Losing your way in nursing can translate into a feeling that you’ve accomplished all you can in a particular corner of the profession and you have no idea what else is possible.
Or perhaps, since graduating 15 years ago, you’ve gotten married, had three children, bought a farmhouse and started growing organic food on your little plot of land. Now that you’ve settled into married life with children and a homestead, working in the emergency department no longer calls your name and you’d prefer to work in some less adrenaline-soaked milieu.
Losing your way doesn’t always need to be characterized as bad. Dorothy lost her way in The Wizard of Oz, but she met some awesome friends and found The Emerald City in her own sweet time.
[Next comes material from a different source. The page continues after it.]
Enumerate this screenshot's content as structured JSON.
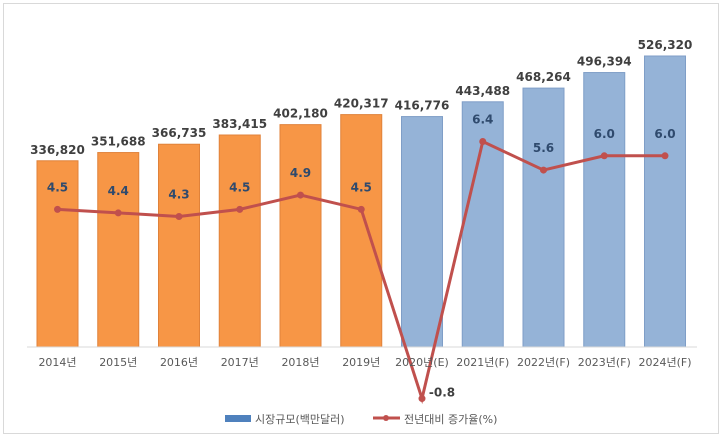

But you see, Dorothy had the clarity of purpose - she needed to get to the city and meet the Wizard of Oz - and that was the driving force behind her journey.
When your nursing career clarity of purpose has diminished enough to make you realise that change must occur, there are steps to take in order to bring things back into focus.
In a SWOT analysis, you assess and record the strengths, weaknesses, opportunities and threats that define you and your career. You may realise that the group of nurses you drink with every Thursday have become a negative influence and are threatening your ability to grow, as they seem to just enjoy complaining. Meanwhile, a strength may be that you see those nurses as deleterious and have identified a LinkedIn group and local nurse meet-up where members focus on positive career change.
You can request informational interviews with other nurses who do things that interest you in order to gain an understanding of what their work entails. Learning about other areas of nursing can help you to cross things off your list that you’d never do, and circle the intriguing things that seem worth exploring further.
A career coach or counsellor can help you focus and assess your options. You can also seek a mentor among your peers, your former professors or preceptors, or perhaps from a nursing organisation you belong to or join.
Podcasts, blogs, social media and other nursing-related platforms offer plenty of valuable content, and many nurses have written books about their experiences that offer advice for other nurses in search of meaning or purpose. Specialised nursing groups on LinkedIn and Facebook are populated with interesting people who are willing to connect with and support other nurses, and there’s much to say for the power of community when you feel isolated.
Spend time with nurses who are inspiring and forward-thinking, seek out channels of helpful information, be honest with yourself about what you want and don’t be afraid to hire a career professional for support.
Just because you can’t see the Emerald City right now doesn’t mean it’s not there, so seek out your own friends along the road of nursing and find your new professional place to call home.